LateNight said:
Thanks very much; smartmontools will do just what I was looking for.
In playing around with them, I noticed that one of my drives has a non-zero Reallocated_Event_Count and a couple of errors in its error log. I'm going to keep an eye on all my drives, using some smartctl commands in a cron script.
Even better, the port already has that function. It does not do it by default, you have to edit the config file in
/usr/local/etc and set the notification email address.
Just to satisfy my curiosity, is there any disadvantage to just doing something like dd bs=10M if=/dev/adX of=/dev/null
vs. smartctl -tlong /dev/adX
(besides taking longer and using some CPU and memory)?

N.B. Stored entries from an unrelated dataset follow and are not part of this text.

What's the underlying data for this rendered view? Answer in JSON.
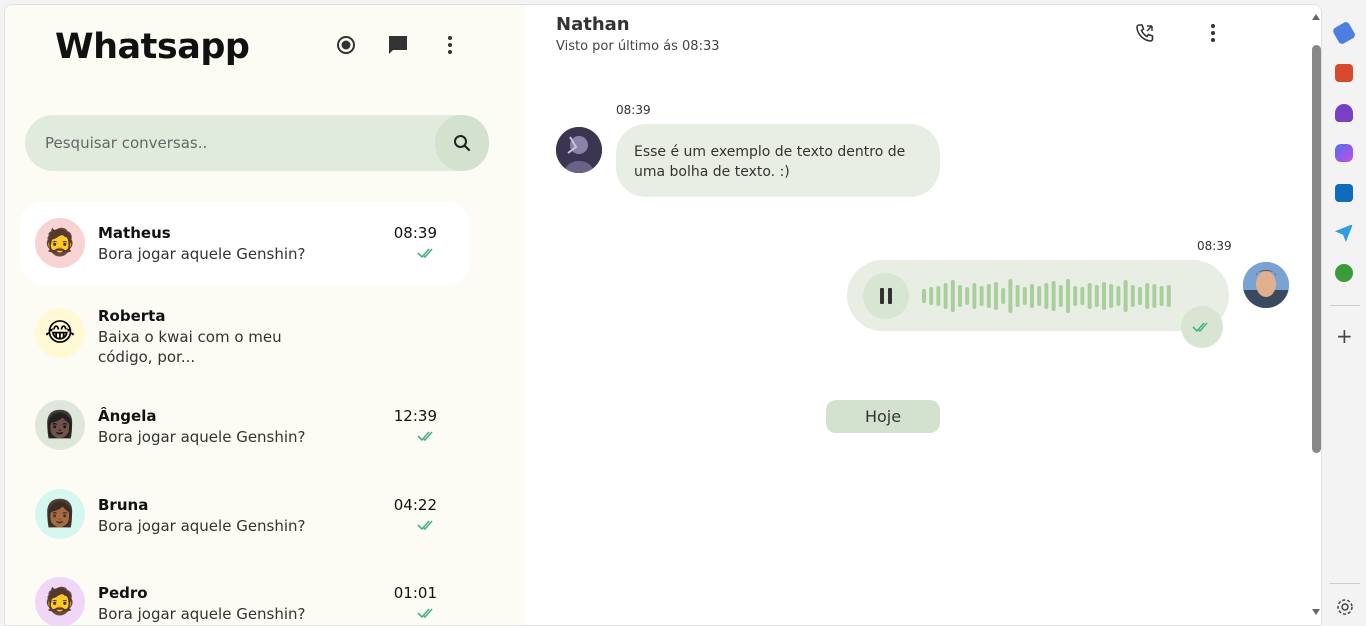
{
  "sidebar": {
    "title": "Whatsapp",
    "header_icons": [
      "status-icon",
      "new-chat-icon",
      "menu-dots-icon"
    ],
    "search_placeholder": "Pesquisar conversas..",
    "chats": [
      {
        "name": "Matheus",
        "message": "Bora jogar aquele Genshin?",
        "time": "08:39",
        "read": true,
        "avatar": "🧔",
        "avatar_bg": "#f8d3d3",
        "active": true
      },
      {
        "name": "Roberta",
        "message": "Baixa o kwai com o meu código, por...",
        "time": "",
        "read": false,
        "avatar": "😂",
        "avatar_bg": "#fff9d6",
        "active": false
      },
      {
        "name": "Ângela",
        "message": "Bora jogar aquele Genshin?",
        "time": "12:39",
        "read": true,
        "avatar": "👩🏿",
        "avatar_bg": "#dfe7da",
        "active": false
      },
      {
        "name": "Bruna",
        "message": "Bora jogar aquele Genshin?",
        "time": "04:22",
        "read": true,
        "avatar": "👩🏾",
        "avatar_bg": "#d5f7ef",
        "active": false
      },
      {
        "name": "Pedro",
        "message": "Bora jogar aquele Genshin?",
        "time": "01:01",
        "read": true,
        "avatar": "🧔",
        "avatar_bg": "#f0d7f7",
        "active": false
      }
    ]
  },
  "conversation": {
    "contact_name": "Nathan",
    "contact_status": "Visto por último ás 08:33",
    "header_icons": [
      "phone-call-icon",
      "menu-dots-icon"
    ],
    "incoming": {
      "time": "08:39",
      "text": "Esse é um exemplo de texto dentro de uma bolha de texto. :)"
    },
    "outgoing_audio": {
      "time": "08:39",
      "state": "paused"
    },
    "date_divider": "Hoje"
  },
  "colors": {
    "accent": "#e1ebdd",
    "accent_dark": "#d3e2cf",
    "tick": "#4caf82",
    "sidebar_bg": "#fcfcf5"
  }
}
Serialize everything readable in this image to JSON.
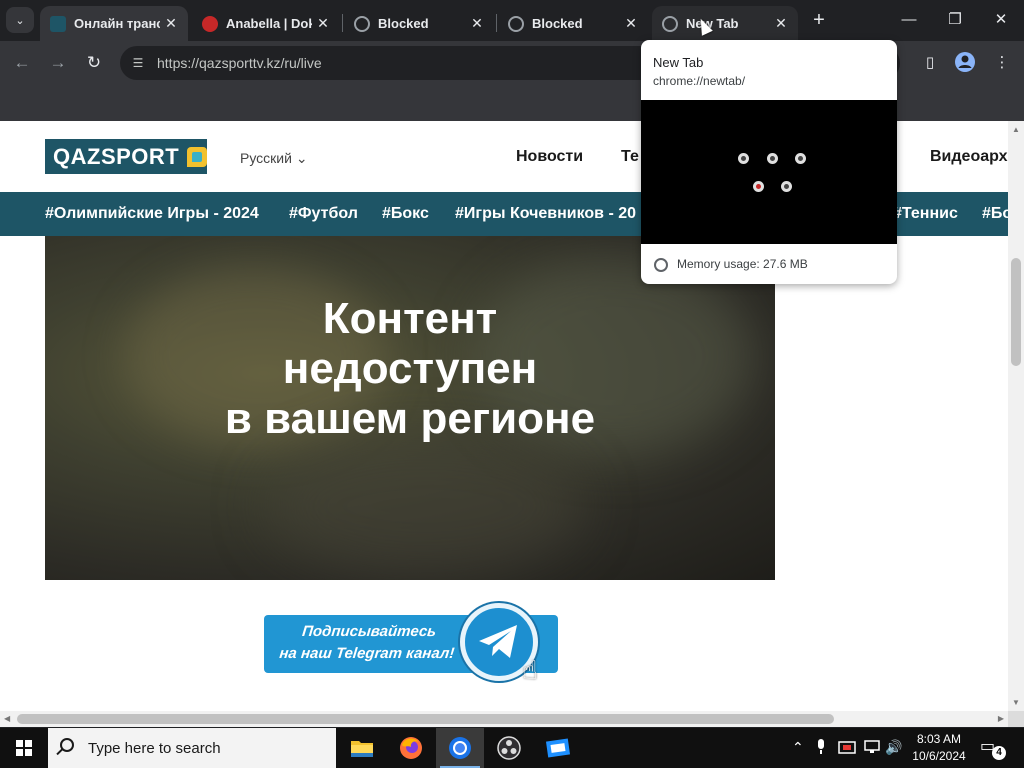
{
  "browser": {
    "tabs": [
      {
        "title": "Онлайн трансл",
        "favicon": "qazsport-favicon",
        "active": true
      },
      {
        "title": "Anabella | Dok",
        "favicon": "anabella-favicon",
        "active": false
      },
      {
        "title": "Blocked",
        "favicon": "globe-icon",
        "active": false
      },
      {
        "title": "Blocked",
        "favicon": "globe-icon",
        "active": false
      },
      {
        "title": "New Tab",
        "favicon": "globe-icon",
        "active": false,
        "hovered": true
      }
    ],
    "new_tab_symbol": "+",
    "window_controls": {
      "minimize": "—",
      "maximize": "❐",
      "close": "✕"
    },
    "url": "https://qazsporttv.kz/ru/live"
  },
  "hover_card": {
    "title": "New Tab",
    "url": "chrome://newtab/",
    "memory": "Memory usage: 27.6 MB"
  },
  "site": {
    "logo_text": "QAZSPORT",
    "language": "Русский",
    "nav": [
      "Новости",
      "Те",
      "Видеоарх"
    ],
    "hashtags": [
      "#Олимпийские Игры - 2024",
      "#Футбол",
      "#Бокс",
      "#Игры Кочевников - 20",
      "#Теннис",
      "#Бо"
    ],
    "blocked_message": [
      "Контент",
      "недоступен",
      "в вашем регионе"
    ],
    "telegram_banner": [
      "Подписывайтесь",
      "на наш Telegram канал!"
    ]
  },
  "taskbar": {
    "search_placeholder": "Type here to search",
    "time": "8:03 AM",
    "date": "10/6/2024",
    "notification_count": "4"
  },
  "colors": {
    "brand": "#1e5566",
    "telegram": "#2196d3",
    "chrome_dark": "#202124",
    "chrome_toolbar": "#35363a"
  }
}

I assume both would result in checking all the checksums on the drive and would result in the same handling for any errors detected.

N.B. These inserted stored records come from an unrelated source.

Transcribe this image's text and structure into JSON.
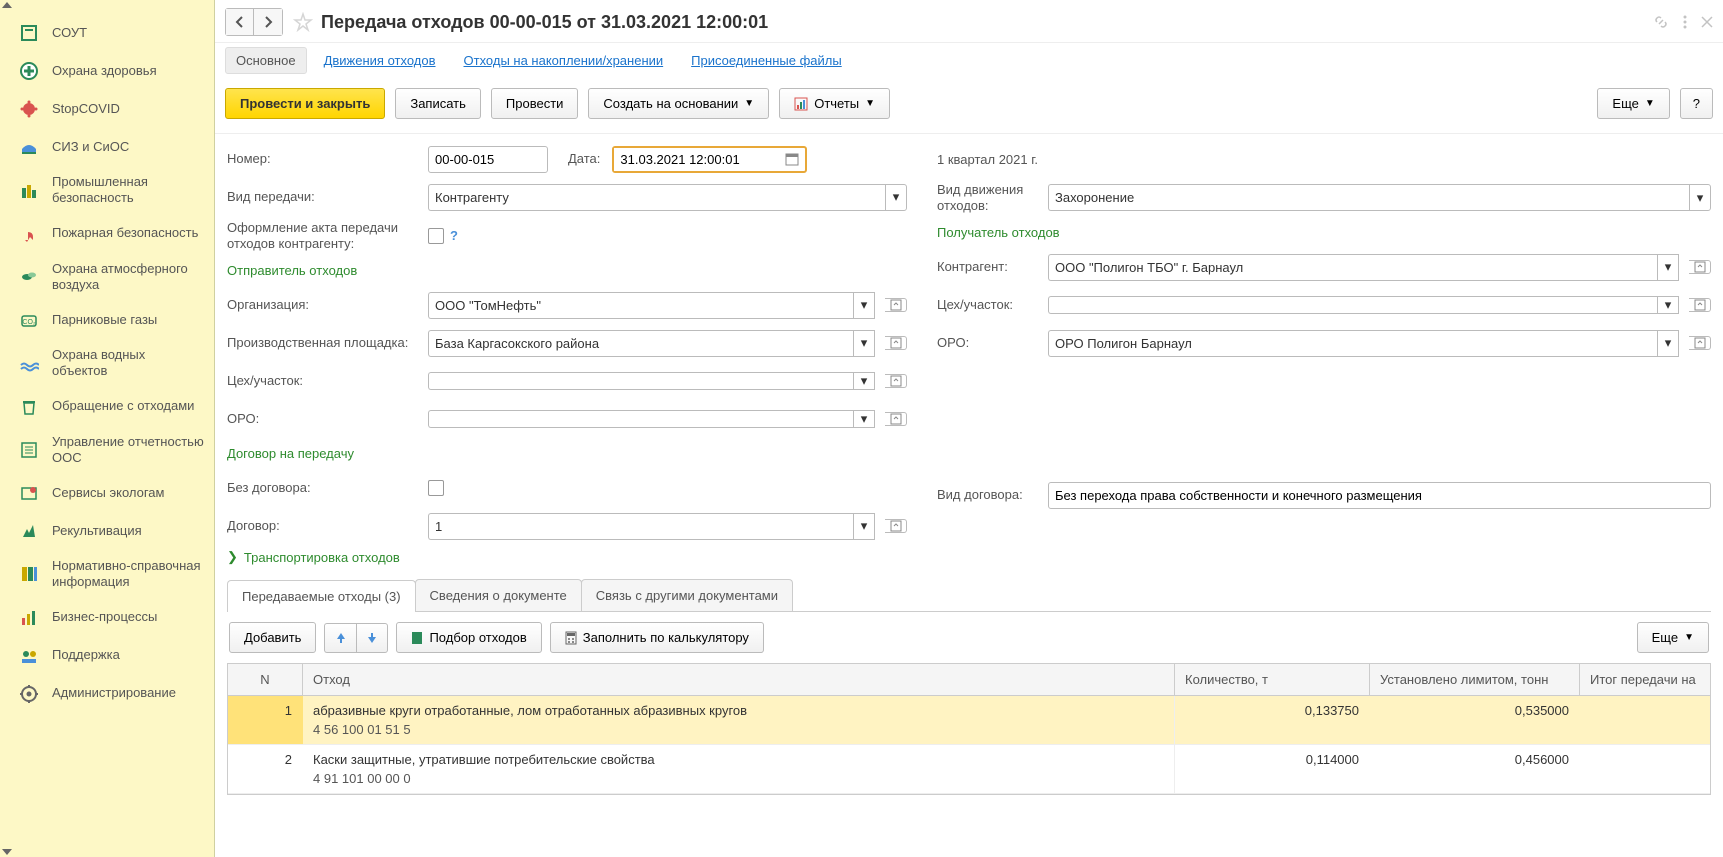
{
  "sidebar": {
    "items": [
      {
        "label": "СОУТ"
      },
      {
        "label": "Охрана здоровья"
      },
      {
        "label": "StopCOVID"
      },
      {
        "label": "СИЗ и СиОС"
      },
      {
        "label": "Промышленная безопасность"
      },
      {
        "label": "Пожарная безопасность"
      },
      {
        "label": "Охрана атмосферного воздуха"
      },
      {
        "label": "Парниковые газы"
      },
      {
        "label": "Охрана водных объектов"
      },
      {
        "label": "Обращение с отходами"
      },
      {
        "label": "Управление отчетностью ООС"
      },
      {
        "label": "Сервисы экологам"
      },
      {
        "label": "Рекультивация"
      },
      {
        "label": "Нормативно-справочная информация"
      },
      {
        "label": "Бизнес-процессы"
      },
      {
        "label": "Поддержка"
      },
      {
        "label": "Администрирование"
      }
    ]
  },
  "header": {
    "title": "Передача отходов 00-00-015 от 31.03.2021 12:00:01"
  },
  "subtabs": {
    "main": "Основное",
    "movements": "Движения отходов",
    "storage": "Отходы на накоплении/хранении",
    "attached": "Присоединенные файлы"
  },
  "toolbar": {
    "post_close": "Провести и закрыть",
    "save": "Записать",
    "post": "Провести",
    "create_based": "Создать на основании",
    "reports": "Отчеты",
    "more": "Еще",
    "help": "?"
  },
  "form": {
    "number_label": "Номер:",
    "number": "00-00-015",
    "date_label": "Дата:",
    "date": "31.03.2021 12:00:01",
    "quarter": "1 квартал 2021 г.",
    "transfer_type_label": "Вид передачи:",
    "transfer_type": "Контрагенту",
    "movement_type_label": "Вид движения отходов:",
    "movement_type": "Захоронение",
    "act_label": "Оформление акта передачи отходов контрагенту:",
    "sender_section": "Отправитель отходов",
    "org_label": "Организация:",
    "org": "ООО \"ТомНефть\"",
    "site_label": "Производственная площадка:",
    "site": "База Каргасокского района",
    "dept_label": "Цех/участок:",
    "dept": "",
    "oro_label": "ОРО:",
    "oro": "",
    "receiver_section": "Получатель отходов",
    "counterparty_label": "Контрагент:",
    "counterparty": "ООО \"Полигон ТБО\" г. Барнаул",
    "rec_dept_label": "Цех/участок:",
    "rec_dept": "",
    "rec_oro_label": "ОРО:",
    "rec_oro": "ОРО Полигон Барнаул",
    "contract_section": "Договор на передачу",
    "no_contract_label": "Без договора:",
    "contract_label": "Договор:",
    "contract": "1",
    "contract_type_label": "Вид договора:",
    "contract_type": "Без перехода права собственности и конечного размещения",
    "transport_section": "Транспортировка отходов"
  },
  "inner_tabs": {
    "wastes": "Передаваемые отходы (3)",
    "docinfo": "Сведения о документе",
    "links": "Связь с другими документами"
  },
  "tab_toolbar": {
    "add": "Добавить",
    "pick": "Подбор отходов",
    "calc": "Заполнить по калькулятору",
    "more": "Еще"
  },
  "table": {
    "headers": {
      "n": "N",
      "waste": "Отход",
      "qty": "Количество, т",
      "limit": "Установлено лимитом, тонн",
      "total": "Итог передачи на"
    },
    "rows": [
      {
        "n": "1",
        "name": "абразивные круги отработанные, лом отработанных абразивных кругов",
        "code": "4 56 100 01 51 5",
        "qty": "0,133750",
        "limit": "0,535000",
        "total": ""
      },
      {
        "n": "2",
        "name": "Каски защитные, утратившие потребительские свойства",
        "code": "4 91 101 00 00 0",
        "qty": "0,114000",
        "limit": "0,456000",
        "total": ""
      }
    ]
  }
}
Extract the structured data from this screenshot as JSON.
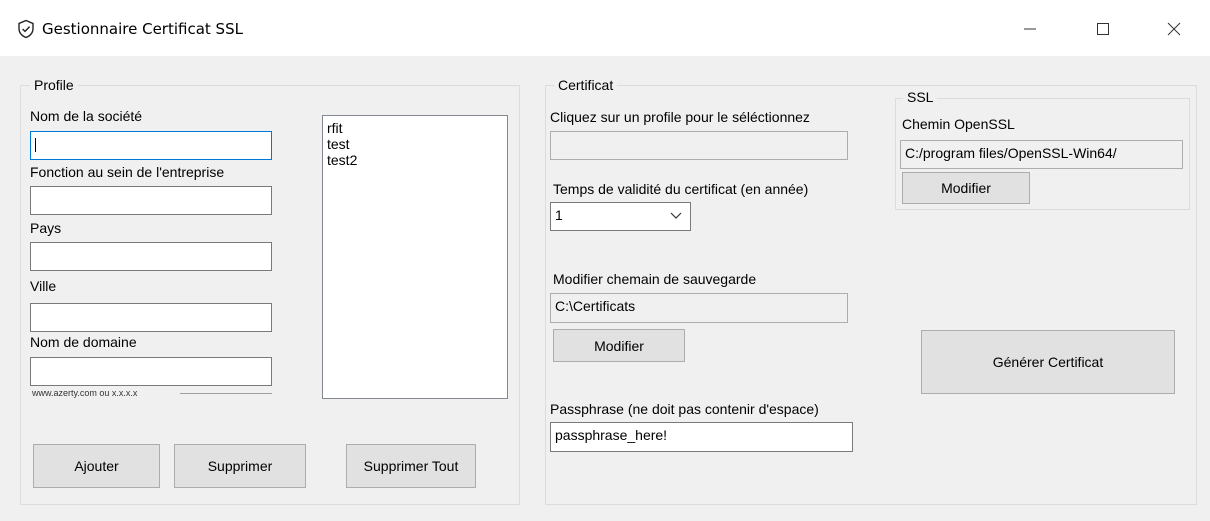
{
  "window": {
    "title": "Gestionnaire Certificat SSL",
    "minimize_glyph": "—",
    "maximize_glyph": "☐",
    "close_glyph": "✕"
  },
  "profile": {
    "group_label": "Profile",
    "company_label": "Nom de la société",
    "company_value": "",
    "function_label": "Fonction au sein de l'entreprise",
    "function_value": "",
    "country_label": "Pays",
    "country_value": "",
    "city_label": "Ville",
    "city_value": "",
    "domain_label": "Nom de domaine",
    "domain_value": "",
    "domain_hint": "www.azerty.com ou x.x.x.x",
    "list_items": [
      "rfit",
      "test",
      "test2"
    ],
    "add_button": "Ajouter",
    "delete_button": "Supprimer",
    "delete_all_button": "Supprimer Tout"
  },
  "certificat": {
    "group_label": "Certificat",
    "select_prompt": "Cliquez sur un profile pour le séléctionnez",
    "selected_profile": "",
    "validity_label": "Temps de validité du certificat (en année)",
    "validity_value": "1",
    "save_path_label": "Modifier chemain de sauvegarde",
    "save_path_value": "C:\\Certificats",
    "modify_button": "Modifier",
    "passphrase_label": "Passphrase (ne doit pas contenir d'espace)",
    "passphrase_value": "passphrase_here!"
  },
  "ssl": {
    "group_label": "SSL",
    "openssl_label": "Chemin OpenSSL",
    "openssl_path": "C:/program files/OpenSSL-Win64/",
    "modify_button": "Modifier"
  },
  "generate_button": "Générer Certificat"
}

They are a bit different. Reading every block is not much of a test. It won't detect data corruption, but might detect block errors on the drive.
Writing to every block with
dd(1) might have errors, but if the drive corrects them by mapping them out to spare sectors, the only way to tell would be to check the SMART numbers afterwards. The SMART long test takes the same amount of time, but will report the results afterwards. They take the same amount of time if
dd(1) is given a buffer of at least 64k:
dd if=/dev/ada0 of=/dev/null bs=64k
. The SMART short and long tests are non-destructive. I have not really investigated how they work, but the results are consistent with manual tests.
But again, it's important to note that these are drive tests, not data tests. ZFS can detect data corruption. These tests check to see if the drive faithfully writes data. If some sector has become corrupted, it will not be noticed. The drive has no way of knowing what that data should have been.